Instances et acronymes

ULIS

Les ULIS remplacent les UPI depuis la rentrée 2010.

Depuis le 1er septembre 2010, tous les dispositifs collectifs implantés dans un établissement du second degré pour la scolarisation d’élèves en situation de handicap (ou de maladies invalidantes) sont dénommés ULIS (unités localisées pour l’inclusion scolaire).

La circulaire n° 2001-035 du 21 février 2001 relative aux UPI (unités pédagogiques d’intégration) est abrogée et remplacée par la circulaire n° 2010-088 du 18 juin 2010 qui instaure les ULIS.

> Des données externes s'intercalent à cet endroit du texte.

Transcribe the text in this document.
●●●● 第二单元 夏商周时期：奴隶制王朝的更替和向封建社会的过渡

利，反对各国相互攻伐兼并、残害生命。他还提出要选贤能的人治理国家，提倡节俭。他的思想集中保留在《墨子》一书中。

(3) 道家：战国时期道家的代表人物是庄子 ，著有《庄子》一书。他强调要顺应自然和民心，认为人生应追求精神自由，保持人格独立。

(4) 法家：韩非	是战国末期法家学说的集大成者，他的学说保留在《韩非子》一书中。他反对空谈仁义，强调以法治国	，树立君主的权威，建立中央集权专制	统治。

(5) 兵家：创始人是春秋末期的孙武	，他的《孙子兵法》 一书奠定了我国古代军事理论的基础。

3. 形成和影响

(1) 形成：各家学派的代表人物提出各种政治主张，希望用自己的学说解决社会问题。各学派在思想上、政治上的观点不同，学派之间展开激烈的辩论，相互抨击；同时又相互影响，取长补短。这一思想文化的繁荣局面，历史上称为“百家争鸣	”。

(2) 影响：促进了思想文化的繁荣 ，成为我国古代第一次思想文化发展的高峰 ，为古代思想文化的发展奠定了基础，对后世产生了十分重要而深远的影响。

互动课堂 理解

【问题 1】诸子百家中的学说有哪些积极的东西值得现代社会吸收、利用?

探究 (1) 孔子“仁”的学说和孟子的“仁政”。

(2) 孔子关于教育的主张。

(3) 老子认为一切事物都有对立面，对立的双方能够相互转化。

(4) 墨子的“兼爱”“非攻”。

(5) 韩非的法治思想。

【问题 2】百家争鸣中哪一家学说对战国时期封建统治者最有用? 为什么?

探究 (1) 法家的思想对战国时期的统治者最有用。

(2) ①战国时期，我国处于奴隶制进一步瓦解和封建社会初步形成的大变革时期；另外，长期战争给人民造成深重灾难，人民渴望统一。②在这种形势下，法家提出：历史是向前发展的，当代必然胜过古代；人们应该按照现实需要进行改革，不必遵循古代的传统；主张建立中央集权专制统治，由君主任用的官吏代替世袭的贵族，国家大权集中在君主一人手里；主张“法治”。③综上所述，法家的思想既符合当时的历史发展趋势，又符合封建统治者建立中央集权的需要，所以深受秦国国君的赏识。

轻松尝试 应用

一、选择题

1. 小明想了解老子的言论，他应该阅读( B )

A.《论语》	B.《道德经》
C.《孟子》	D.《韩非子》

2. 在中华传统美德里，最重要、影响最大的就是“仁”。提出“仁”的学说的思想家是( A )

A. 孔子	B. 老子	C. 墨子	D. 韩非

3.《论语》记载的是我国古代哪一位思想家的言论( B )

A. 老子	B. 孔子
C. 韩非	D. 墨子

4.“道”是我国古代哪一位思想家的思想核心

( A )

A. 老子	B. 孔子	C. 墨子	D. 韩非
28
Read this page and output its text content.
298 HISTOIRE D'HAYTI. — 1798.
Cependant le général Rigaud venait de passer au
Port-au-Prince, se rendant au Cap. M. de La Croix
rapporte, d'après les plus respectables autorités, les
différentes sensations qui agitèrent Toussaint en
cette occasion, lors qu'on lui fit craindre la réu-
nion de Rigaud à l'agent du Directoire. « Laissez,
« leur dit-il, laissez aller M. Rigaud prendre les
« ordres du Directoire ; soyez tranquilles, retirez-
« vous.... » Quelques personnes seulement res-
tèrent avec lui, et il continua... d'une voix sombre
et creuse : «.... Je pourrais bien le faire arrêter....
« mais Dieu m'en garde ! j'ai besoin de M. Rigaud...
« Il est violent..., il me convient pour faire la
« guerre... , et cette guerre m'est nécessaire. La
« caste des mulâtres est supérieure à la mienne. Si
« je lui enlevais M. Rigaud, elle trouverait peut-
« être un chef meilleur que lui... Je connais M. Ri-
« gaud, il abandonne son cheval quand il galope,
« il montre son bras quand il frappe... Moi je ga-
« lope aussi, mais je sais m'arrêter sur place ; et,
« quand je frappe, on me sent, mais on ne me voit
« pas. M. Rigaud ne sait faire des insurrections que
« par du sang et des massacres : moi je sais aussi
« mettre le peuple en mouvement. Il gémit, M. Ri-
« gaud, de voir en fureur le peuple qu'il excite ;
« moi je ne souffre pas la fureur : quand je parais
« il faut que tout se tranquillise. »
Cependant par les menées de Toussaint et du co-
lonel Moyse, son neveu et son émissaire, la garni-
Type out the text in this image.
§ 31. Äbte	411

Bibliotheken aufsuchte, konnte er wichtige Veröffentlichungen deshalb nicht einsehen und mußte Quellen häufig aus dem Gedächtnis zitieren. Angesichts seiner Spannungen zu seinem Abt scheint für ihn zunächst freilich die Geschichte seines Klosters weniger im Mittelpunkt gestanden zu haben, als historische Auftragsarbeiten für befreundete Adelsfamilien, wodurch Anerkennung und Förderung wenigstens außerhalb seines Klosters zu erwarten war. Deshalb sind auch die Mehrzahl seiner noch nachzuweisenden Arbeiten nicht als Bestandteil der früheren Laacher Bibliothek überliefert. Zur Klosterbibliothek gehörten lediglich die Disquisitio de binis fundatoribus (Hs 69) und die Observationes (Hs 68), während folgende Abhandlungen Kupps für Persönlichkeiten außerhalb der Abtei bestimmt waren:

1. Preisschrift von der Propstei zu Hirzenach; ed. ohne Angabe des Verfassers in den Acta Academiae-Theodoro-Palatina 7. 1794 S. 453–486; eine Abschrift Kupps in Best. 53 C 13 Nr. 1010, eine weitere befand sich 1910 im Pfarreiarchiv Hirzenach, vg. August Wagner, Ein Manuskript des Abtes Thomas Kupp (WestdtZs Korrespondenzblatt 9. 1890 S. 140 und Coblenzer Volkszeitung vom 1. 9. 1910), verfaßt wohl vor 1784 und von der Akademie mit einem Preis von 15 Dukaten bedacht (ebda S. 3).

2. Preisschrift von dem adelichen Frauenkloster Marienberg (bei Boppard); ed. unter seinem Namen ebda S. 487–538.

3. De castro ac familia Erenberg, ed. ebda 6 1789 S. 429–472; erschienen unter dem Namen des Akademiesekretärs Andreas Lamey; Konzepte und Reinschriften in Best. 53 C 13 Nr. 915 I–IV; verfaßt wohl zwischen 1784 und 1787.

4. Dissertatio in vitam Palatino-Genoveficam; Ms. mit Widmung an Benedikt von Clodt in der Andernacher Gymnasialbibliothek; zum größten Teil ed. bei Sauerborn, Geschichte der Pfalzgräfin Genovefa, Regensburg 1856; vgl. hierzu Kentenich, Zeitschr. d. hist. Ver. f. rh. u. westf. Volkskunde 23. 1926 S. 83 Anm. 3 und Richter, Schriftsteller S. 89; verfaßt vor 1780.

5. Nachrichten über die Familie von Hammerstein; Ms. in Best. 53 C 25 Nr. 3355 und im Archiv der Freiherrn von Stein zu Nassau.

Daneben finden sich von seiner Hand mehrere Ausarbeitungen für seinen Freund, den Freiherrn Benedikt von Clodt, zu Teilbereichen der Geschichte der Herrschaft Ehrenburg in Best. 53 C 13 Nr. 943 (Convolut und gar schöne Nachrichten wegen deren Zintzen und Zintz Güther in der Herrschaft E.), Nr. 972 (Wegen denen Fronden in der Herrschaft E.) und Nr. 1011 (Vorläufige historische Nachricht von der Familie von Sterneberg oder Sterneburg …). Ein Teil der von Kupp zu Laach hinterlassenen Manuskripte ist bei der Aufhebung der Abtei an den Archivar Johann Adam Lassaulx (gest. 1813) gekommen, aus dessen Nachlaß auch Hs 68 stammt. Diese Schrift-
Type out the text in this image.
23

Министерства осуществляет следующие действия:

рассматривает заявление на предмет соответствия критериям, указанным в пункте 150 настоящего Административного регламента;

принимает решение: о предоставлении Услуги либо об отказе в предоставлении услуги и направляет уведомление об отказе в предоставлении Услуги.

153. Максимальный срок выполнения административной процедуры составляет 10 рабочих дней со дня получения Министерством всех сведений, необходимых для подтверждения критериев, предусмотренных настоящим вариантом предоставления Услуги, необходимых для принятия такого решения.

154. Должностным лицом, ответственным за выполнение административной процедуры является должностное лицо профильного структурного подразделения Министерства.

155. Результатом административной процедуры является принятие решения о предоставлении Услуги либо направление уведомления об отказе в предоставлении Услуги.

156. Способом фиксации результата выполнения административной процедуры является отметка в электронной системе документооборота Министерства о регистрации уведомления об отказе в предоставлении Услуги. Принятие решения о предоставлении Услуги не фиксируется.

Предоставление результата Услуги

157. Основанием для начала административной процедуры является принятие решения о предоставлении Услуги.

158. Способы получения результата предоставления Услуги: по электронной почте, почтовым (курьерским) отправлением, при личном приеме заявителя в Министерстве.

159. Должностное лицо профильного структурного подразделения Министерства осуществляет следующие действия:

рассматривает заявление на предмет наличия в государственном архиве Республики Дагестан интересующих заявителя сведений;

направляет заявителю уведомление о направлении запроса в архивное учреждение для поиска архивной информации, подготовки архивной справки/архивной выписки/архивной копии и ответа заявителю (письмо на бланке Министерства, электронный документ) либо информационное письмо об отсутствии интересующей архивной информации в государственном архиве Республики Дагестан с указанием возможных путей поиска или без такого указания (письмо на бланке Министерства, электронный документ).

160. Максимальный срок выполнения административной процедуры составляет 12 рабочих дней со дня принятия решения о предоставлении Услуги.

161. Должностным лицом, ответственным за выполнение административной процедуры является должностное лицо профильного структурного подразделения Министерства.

Cette circulaire précise notamment  :
- que la carte des ULIS est arrêtée annuellement par le recteur sur proposition des Inspecteurs d’académie pour assurer un maillage territorial de l’académie,
- que le nombre d’élèves scolarisés au titre d’une ULIS ne doit théoriquement pas dépasser dix (« il est souhaitable que… »),
- que le projet de l’ULIS est partie prenante du projet d’établissement,
- que l’inscription d’un élève handicapé dans un établissement scolaire au titre d’une Ulis nécessite obligatoirement une décision de la CDAPH (commission des droits et de l’autonomie des personnes handicapées),
- que l’enseignant référent prépare l’arrivée du jeune dans l’Ulis en transmettant aux membres de l’équipe de suivi de la scolarisation les éléments de son PPS (projet personnalisé de scolarisation) , notamment les évaluations scolaires,
- que les élèves concernés ont vocation à suivre les cours dispensés dans une classe ordinaire de l’établissement correspondant au niveau de scolarité mentionné dans leur PPS, mais qu’ils font aussi l’objet, pour certains apprentissages, d’un regroupement dans un lieu spécifique, répondant aux exigences de ces apprentissages (matériels pédagogiques adaptés, conditions requises d’hygiène et de sécurité),
- que le chef d’établissement intègre dans la DHG les moyens nécessaires pour assurer les enseignements aux élèves de l’ULIS, s’assure de la régularité des concertations entre les intervenants, organise l’évaluation du projet,
- que le fonctionnement de l’Ulis engage tous les acteurs de l’établissement,
- que les enseignants exerçant auprès des élèves de l’ULIS participent aux réunions des équipes de suivi de scolarisation (professeur principal, enseignants ayant en charge l’élève selon les cas),
- qu’un coordonnateur, titulaire du Capa-SH ou du 2CA-SH, est chargé de l’organisation du dispositif et de l’adaptation de l’enseignement et qu’il est membre à part entière des équipes de suivi de la scolarisation de chaque élève handicapé,
- que la première mission de ce coordonnateur est, dans le cadre horaire afférent à son statut, une mission d’enseignement face à élèves visant à proposer aux élèves handicapés, quand ils en ont besoin, les situations d’apprentissage que requiert leur handicap,
- que tous les élèves de l’ULIS reçoivent un enseignement adapté de la part de ce coordonnateur, mais pas nécessairement au même moment, que cet enseignement ait lieu en situation de regroupement ou dans la classe de référence,
- qu’au collège, les élèves sont détenteurs d’un livret personnalisé de compétences dans lequel sont mentionnées les compétences du « socle commun de connaissances et de compétences » validées tout au long de leur parcours et que la passation du CFG (certificat de formation générale) est proposée à ceux dont le PPS ne prévoit pas l’accès au diplôme national du brevet.

Commentaires du SNES

A une obligation de résultats sans moyens, le SNES oppose une obligation de moyens (en personnels qualifiés, en structures publiques...) qui s’impose pour tous les élèves, y compris ceux qui sont en situation de handicap.
Les élèves d’ULIS doivent bénéficier du maximum d’enseignements prévus par les programmes nationaux pour leur permettre des poursuites d’études en lycée ou dans le supérieur. À ce titre, les élèves des classes ULIS doivent être comptabilisés dans les effectifs des classes dans lesquelles ils sont intégrés.
Les ULIS doivent être dotées de moyens horaires répondant aux organisations pédagogiques choisies par les enseignants et au nombre d’élèves concernés, de conditions d’accueil favorables, d’enseignants volontaires et formés.
D’une façon générale, les établissements qui accueillent des élèves en situation de handicap doivent être dotés en nombre suffisant de personnels d’accompagnement formés et sous statut public. Le recrutement de médecins scolaires, d’infirmiers et d’infirmières, d’assistantes et d’assistants sociaux doit être renforcé afin d’améliorer les dispositifs de prévention et de soin.
Des temps de concertation entre enseignants et équipes pluri professionnelles doivent être prévus.